Don't Look Back continues to flow seamlessly, moving between styles such as new wave, synth pop, and a blues-influenced form of classic rock. On It's Good To Know, a song addressing the theme of stardom, the band returns to a heavier rock sound. In contrast, the synth-driven Just Get Back reflects on the conflict in Northern Ireland, then ongoing at the time. Lines such as "It's the money, it's the money why they come along" are directed at mercenary soldiers, while "even Sunday's a killing time" directly references Sunday Bloody Sunday by U2.
Previously known songs such as Dirty Slapstick and Heart in Danger lead into We Don't Want It No More, perhaps the band's most striking pop ballad. It is easy to imagine that the track had the potential to achieve radio success in the 1980s. The following piece, the epic Legend, explores themes of loneliness and love simultaneously. With poetic and abstract lines such as "some isolate in the falling rain" and "that's why I count all the reasons they call out for living, sadness is falling inside," it builds an almost eerie atmosphere.

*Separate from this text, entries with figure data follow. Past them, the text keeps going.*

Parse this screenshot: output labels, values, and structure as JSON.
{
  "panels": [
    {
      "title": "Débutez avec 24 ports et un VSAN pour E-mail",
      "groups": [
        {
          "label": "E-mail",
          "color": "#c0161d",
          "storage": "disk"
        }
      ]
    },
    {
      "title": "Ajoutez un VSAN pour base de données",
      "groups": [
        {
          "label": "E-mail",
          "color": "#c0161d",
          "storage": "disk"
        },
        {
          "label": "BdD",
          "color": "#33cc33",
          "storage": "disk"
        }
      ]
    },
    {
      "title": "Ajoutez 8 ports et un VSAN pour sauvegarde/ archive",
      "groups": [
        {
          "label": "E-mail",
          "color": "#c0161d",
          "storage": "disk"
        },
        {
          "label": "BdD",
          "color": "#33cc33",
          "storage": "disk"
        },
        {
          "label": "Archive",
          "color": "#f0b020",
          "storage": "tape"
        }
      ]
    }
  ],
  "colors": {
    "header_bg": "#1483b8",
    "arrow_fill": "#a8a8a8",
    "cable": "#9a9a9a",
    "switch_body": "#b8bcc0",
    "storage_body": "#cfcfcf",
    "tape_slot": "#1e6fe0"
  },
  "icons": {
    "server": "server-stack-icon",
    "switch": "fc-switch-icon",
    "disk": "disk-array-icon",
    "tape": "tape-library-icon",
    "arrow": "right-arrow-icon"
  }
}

One of the final highlights of the album is Subways of Your Mind, recorded in Uelzen. In this version, Rückwardt's vocal performance is even more on point than on the previously issued recording from Paderborn. Another notable moment is the driving, 1970s-inspired rock 'n' roll track Waiting Song. Both the composition and its live performance carry an energy that could easily stand alongside the repertoire of bands such as AC/DC. It was usually the track that FEX ended their concerts with, calling out each band member at the end of the song.
This leads to a broader reflection: it is striking that FEX did not achieve a wider breakthrough at the time. The performances captured here suggest a band capable of delivering consistently, song by song, note by note. It is not difficult to imagine FEX performing in large venues and engaging sizeable audiences. In reality, however, most performances in 1985 took place in front of relatively small crowds. The recordings featured on this album originate from the Roxy club in Paderborn and a small, unknown venue in Uelzen, likely in front of fewer than fifty attendees.
An essential figure behind these recordings is the engineer known only under his nickname Hase (German for "rabbit"), who was responsible for capturing not only these concerts but many other surviving FEX recordings. Bringing his own mixing desk to performances, he developed a deep familiarity with the band's material and was able to shape the live sound with precision, including the timely use of vocal effects. The original recordings existed only on cassette and required careful and extensive restoration work. Zoey Cairs was finally responsible for bringing them to their present quality.
This album marks the beginning of the Live Waves series, following the rediscovery of additional recordings that have gained international attention since November 2024, when they surfaced through what has been described as the largest "lost wave" music search to date. The title of this first live LP Don't Look Back carries a certain paradox. While the album invites listeners to revisit recordings from forty years ago, FEX themselves were always oriented toward the future. In that spirit, further releases of brand new material are already planned.
The cover artwork is once again based on an image by Magnussen from the Kiel archive, depicting the Prinz-Heinrich-Brücke. The bridge, once located in the northern part of the city, no longer exists. As a symbol, however, it remains fitting: a bridge stands for movement and connection - qualities that FEX sought to embody on tour, bringing their music to different places and audiences.